Luego de casi cuatro años de gobierno sin una sola fisura en su unidad de acción es inaceptable escuchar que una interna del FA provocaría eso. ¿Hubo carnicería cuando se discutió la Reforma Tributaria? ¿La hubo cuando se discutieron las Rendiciones de Cuentas? ¿O acaso cuando se debatió el TLC? Solo pueden decir que una interna sería una carnicería los que no quieren marcar sus votos.
La interna es el ámbito donde se expresan las mayorías, el soberano frenteamplista, por lo que, si no hay acuerdo en el Congreso, ¡a las internas con confianza y con alegría!
Siempre hemos dicho que en la izquierda uruguaya conviven dos proyectos, siempre hemos dicho que Astori y Mujica representan dos posibles modelos de Uruguay Productivo, con resultados diferentes en lo que tiene que ver con la profundización de la democracia económica.
Democratizar la economía es ampliar el acceso a los bienes y servicios de la sociedad, y democratizar el acceso a la propiedad de los medios de producción. En base a la política salarial, de crédito; al respaldo a la economía social, la pequeña y mediana empresa, y la acción del Estado en la producción de bienes y servicios. En base a una inserción internacional correspondiente y funcional a esta democratización.
¿Alguien se puede imaginar a Danilo respaldando al Fondo Raúl Sendic? ¿Cuándo lo escucharon hablar de ALUR? ¿O de políticas sectoriales? ¿O del Banco del Sur? ¡Por favor! Astori tiene la legitimidad de su coherencia, su capacidad y su contracción al trabajo; pero ninguna persona de izquierda que siga con atención el desarrollo de la acción de gobierno, puede sostener que su pensamiento económico representa a la izquierda que quiere profundizar los cambios rumbo a aquel tipo de democratización.
En cualquier pensamiento de izquierda, se admite la importancia de la inversión directa extranjera para crear medios de producción que de otra manera no tendríamos, como las papeleras por ejemplo; pero todos sabemos que basar todo el crecimiento en la inversión directa extranjera es entregar la renta de esos medios, a mediano y largo plazo, para que forme los PBI de los países de origen de esos capitales.
Ese camino, que desprecia el mercado interno como motor de la economía (y por lo tanto ve el aumento del salario real como una amenaza inflacionaria), que desprecia al Estado como asignador de recursos, que se desentiende del problema de la propiedad de los medios de producción, puede darnos crecimiento, en coyunturas internacionales favorables; pero sin este conjunto de componentes no nos va a dar desarrollo.
Y cuando la coyuntura internacional cambie (como algunos dicen que comienza a cambiar), ni siquiera crecimiento nos va a dar.
Por eso mismo la cuestión no es sólo de candidatos, sino de propuestas de país productivo encarnadas en los candidatos; encarnadas en sus convicciones y expuestas en su práctica de gobierno.
Por eso, la cuestión va a ser siempre entre dos opciones de acción de gobierno, dos opciones de programa, y, al fin, entre dos candidatos.
Creo realmente que hay otra economía posible y otro destino posible.

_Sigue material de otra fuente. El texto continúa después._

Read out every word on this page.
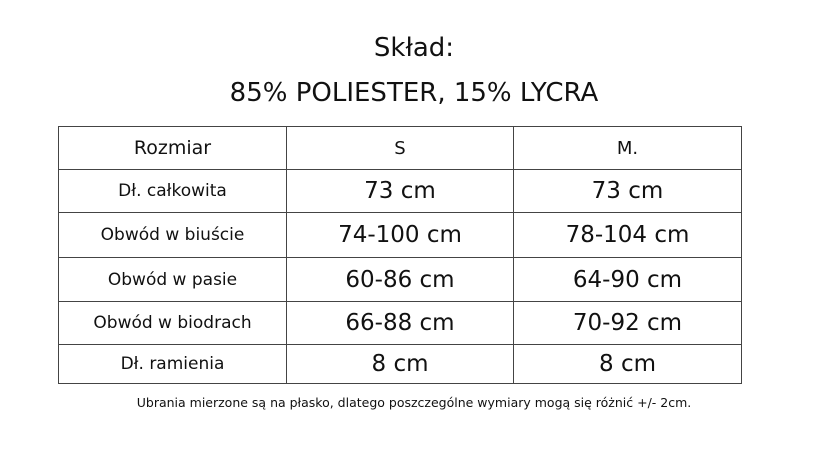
Skład:
85% POLIESTER, 15% LYCRA
Rozmiar	S	M.
Dł. całkowita	73 cm	73 cm
Obwód w biuście	74-100 cm	78-104 cm
Obwód w pasie	60-86 cm	64-90 cm
Obwód w biodrach	66-88 cm	70-92 cm
Dł. ramienia	8 cm	8 cm
Ubrania mierzone są na płasko, dlatego poszczególne wymiary mogą się różnić +/- 2cm.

Sigo creyendo que la izquierda debe poner en el orden del día de su discusión interna los cambios en el modo de producción imperante que nos acerquen a la sociedad que deseamos; que nos alejen paulatinamente de la sociedad que heredamos, y no los cambios que nos vuelvan simplemente funcionales en el marco de sus paradigmas (como si eso, además, fuera posible…).

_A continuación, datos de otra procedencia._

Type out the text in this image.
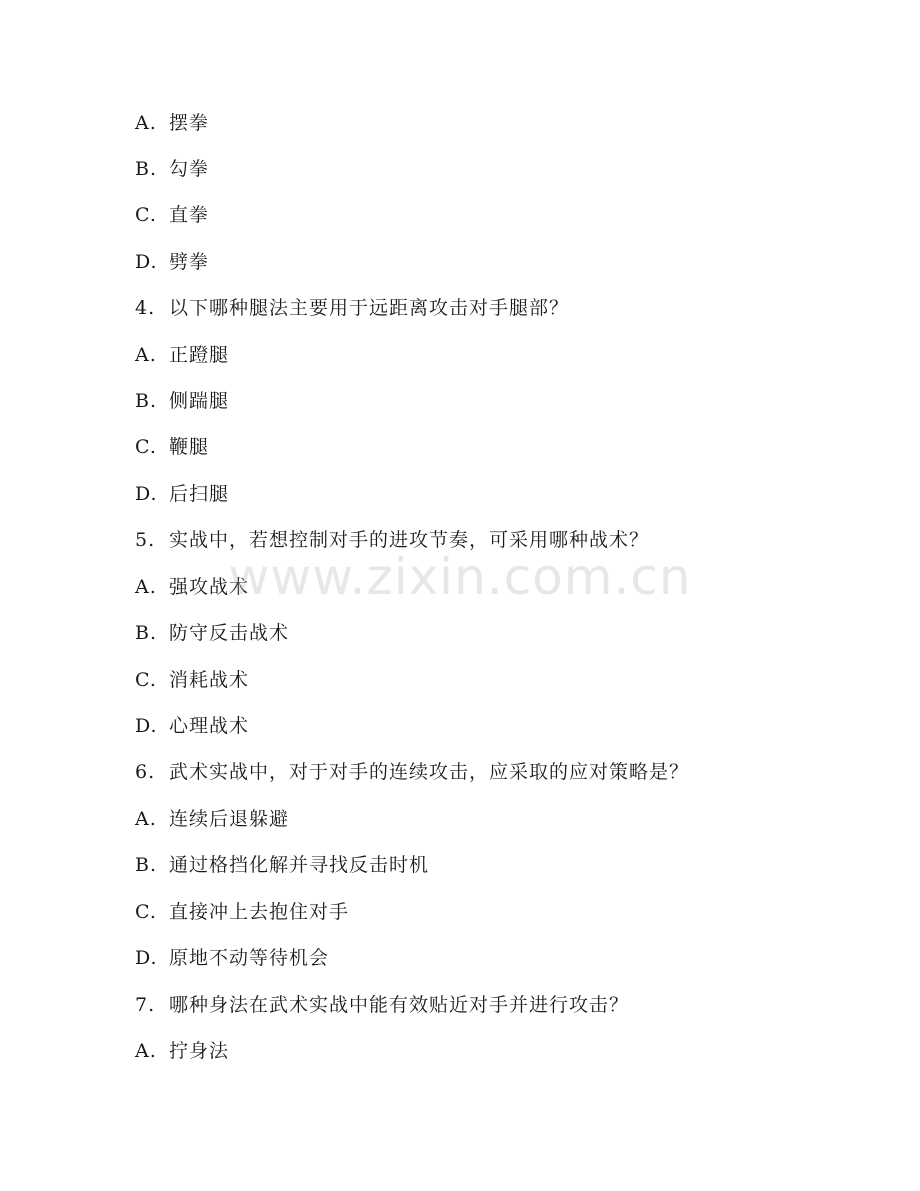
A. 摆拳
B. 勾拳
C. 直拳
D. 劈拳
4. 以下哪种腿法主要用于远距离攻击对手腿部？
A. 正蹬腿
B. 侧踹腿
C. 鞭腿
D. 后扫腿
5. 实战中，若想控制对手的进攻节奏，可采用哪种战术？
A. 强攻战术
B. 防守反击战术
C. 消耗战术
D. 心理战术
6. 武术实战中，对于对手的连续攻击，应采取的应对策略是？
A. 连续后退躲避
B. 通过格挡化解并寻找反击时机
C. 直接冲上去抱住对手
D. 原地不动等待机会
7. 哪种身法在武术实战中能有效贴近对手并进行攻击？
A. 拧身法
www.zixin.com.cn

Los que pensamos esto, que en la izquierda somos muchos, quisiéramos un candidato que nos represente cabalmente. Con todo respeto y con la máxima consideración por los demás compañeros. En el marco de las reglas de juego de nuestra fuerza política.

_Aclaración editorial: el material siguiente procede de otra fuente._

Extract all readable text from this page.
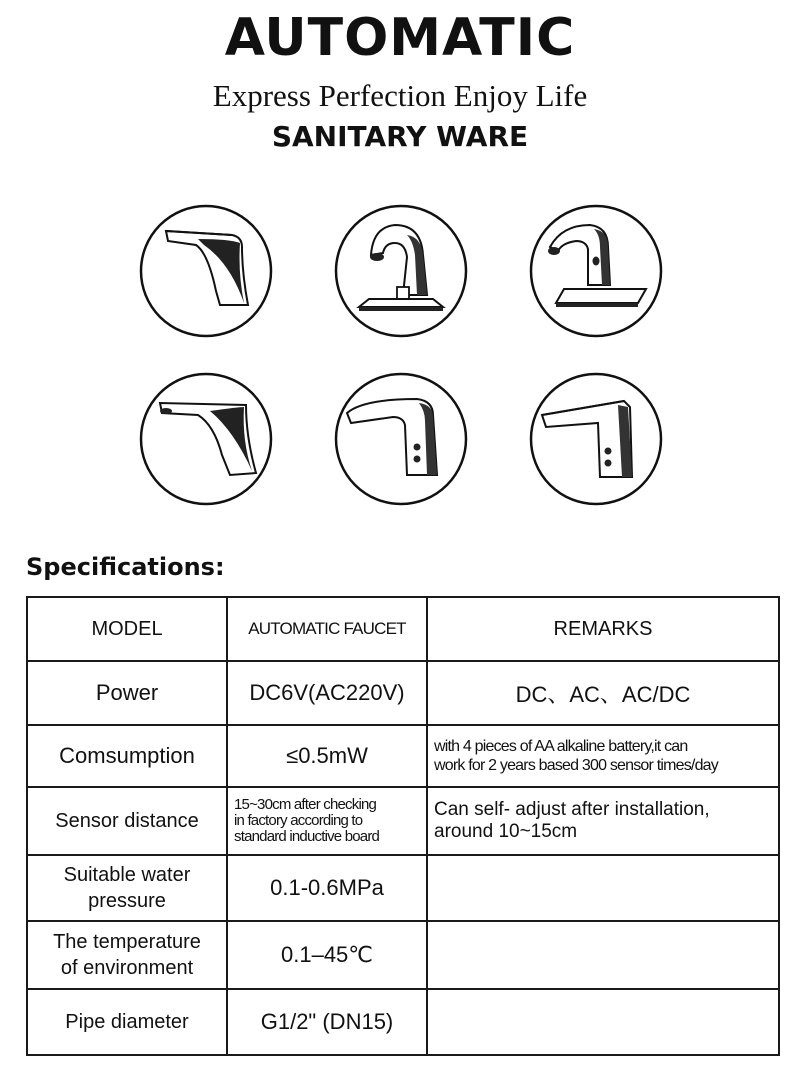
AUTOMATIC
Express Perfection Enjoy Life
SANITARY WARE
Specifications:
MODEL	AUTOMATIC FAUCET	REMARKS

Power	DC6V(AC220V)	DC、AC、AC/DC

Comsumption	≤0.5mW	with 4 pieces of AA alkaline battery,it can
work for 2 years based 300 sensor times/day

Sensor distance	15~30cm after checking
in factory according to
standard inductive board	Can self- adjust after installation,
around 10~15cm

Suitable water
pressure	0.1-0.6MPa	

The temperature
of environment	0.1–45℃	

Pipe diameter	G1/2" (DN15)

No se trata de que seamos mejores, ni más puros, ni más buenos que nadie. Simplemente creemos en otras cosas que algunos compañeros, y tenemos derecho a defender esas ideas y a intentar que nuestros candidatos las representen mejor.
Estoy convencido que las internas son el ámbito adecuado, sobre todo cuando lo que está en juego no es solo una cuestión de candidatos, ni siquiera si ganamos o perdemos, sino qué hacemos con el país cuando ganemos.